The United States Food and Drug Administration (FDA) “protects the public health by assuring the safety, efficacy and security” of a number of things, including drugs, cosmetics and “our nation’s food supply.”
The three main types of packaging adhesives are water-based, solvent-based and hot-melt adhesives. Of these, water-based and hot-melt systems are gradually edging out solvent-based systems as adhesive manufacturers strive to reduce volatile organic compound (VOC) emissions and improve air quality.
For packaging applications, water-based adhesives are the most widely used. In addition to air-quality benefits, water-based adhesives offer the advantages of strength, low cost, energy efficiency, ease of use and safety. Water-based adhesives are available in both natural and synthetic variants. Natural ingredients include animal- and vegetable-derived materials like starch and animal glue.

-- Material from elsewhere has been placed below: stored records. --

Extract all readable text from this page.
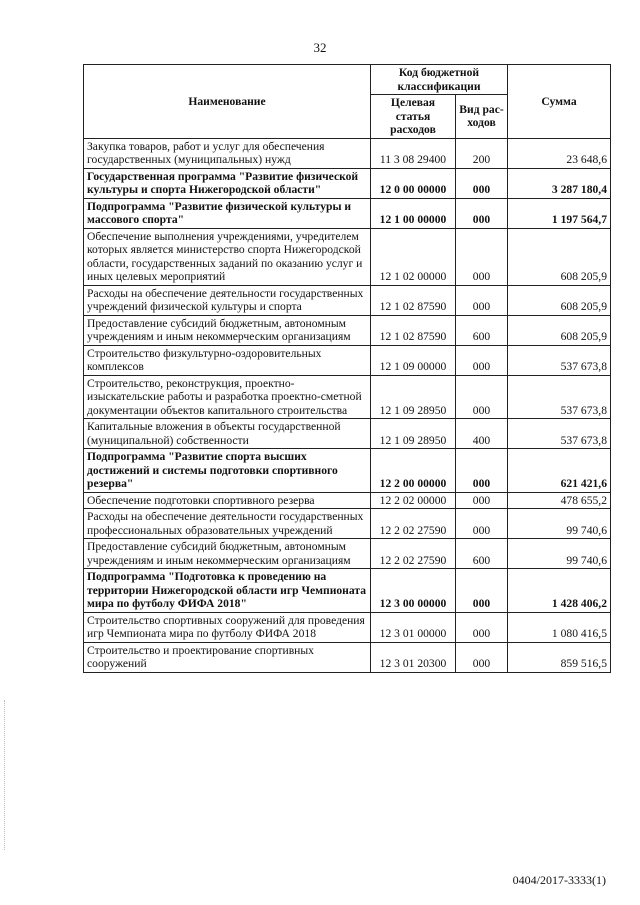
32
Наименование	Код бюджетной классификации		Сумма
	Целевая статья расходов	Вид рас-ходов	
Закупка товаров, работ и услуг для обеспечения государственных (муниципальных) нужд	11 3 08 29400	200	23 648,6
Государственная программа "Развитие физической культуры и спорта Нижегородской области"	12 0 00 00000	000	3 287 180,4
Подпрограмма "Развитие физической культуры и массового спорта"	12 1 00 00000	000	1 197 564,7
Обеспечение выполнения учреждениями, учредителем которых является министерство спорта Нижегородской области, государственных заданий по оказанию услуг и иных целевых мероприятий	12 1 02 00000	000	608 205,9
Расходы на обеспечение деятельности государственных учреждений физической культуры и спорта	12 1 02 87590	000	608 205,9
Предоставление субсидий бюджетным, автономным учреждениям и иным некоммерческим организациям	12 1 02 87590	600	608 205,9
Строительство физкультурно-оздоровительных комплексов	12 1 09 00000	000	537 673,8
Строительство, реконструкция, проектно-изыскательские работы и разработка проектно-сметной документации объектов капитального строительства	12 1 09 28950	000	537 673,8
Капитальные вложения в объекты государственной (муниципальной) собственности	12 1 09 28950	400	537 673,8
Подпрограмма "Развитие спорта высших достижений и системы подготовки спортивного резерва"	12 2 00 00000	000	621 421,6
Обеспечение подготовки спортивного резерва	12 2 02 00000	000	478 655,2
Расходы на обеспечение деятельности государственных профессиональных образовательных учреждений	12 2 02 27590	000	99 740,6
Предоставление субсидий бюджетным, автономным учреждениям и иным некоммерческим организациям	12 2 02 27590	600	99 740,6
Подпрограмма "Подготовка к проведению на территории Нижегородской области игр Чемпионата мира по футболу ФИФА 2018"	12 3 00 00000	000	1 428 406,2
Строительство спортивных сооружений для проведения игр Чемпионата мира по футболу ФИФА 2018	12 3 01 00000	000	1 080 416,5
Строительство и проектирование спортивных сооружений	12 3 01 20300	000	859 516,5
0404/2017-3333(1)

Synthetic water-based adhesives are used—increasingly in place of natural water-based adhesives—to label containers, make composite cans and form and seal cartons and cases.
Use of hot-melt adhesives for packaging applications continues to grow, primarily for automated carton and case sealing. This type of adhesive is 100 percent solid; it contains no solvent or water. On the packaging line, a dispensing system applies the adhesive to a substrate such as paperboard, rigid polyethylene or film-laminated material. The hot-melt adhesive dries quickly after application, forming a strong bond between the joined surfaces.
Because hot-melt adhesives dry so quickly, they are most suitable for high-speed operations. This type of adhesive also can be formulated for use with a range of packaging materials, though any substrate that is sensitive to heat is a poor candidate. Processes that expose the hot-melt bond to high temperatures also are not appropriate, as the heat can cause the adhesive to melt and the bond to fail.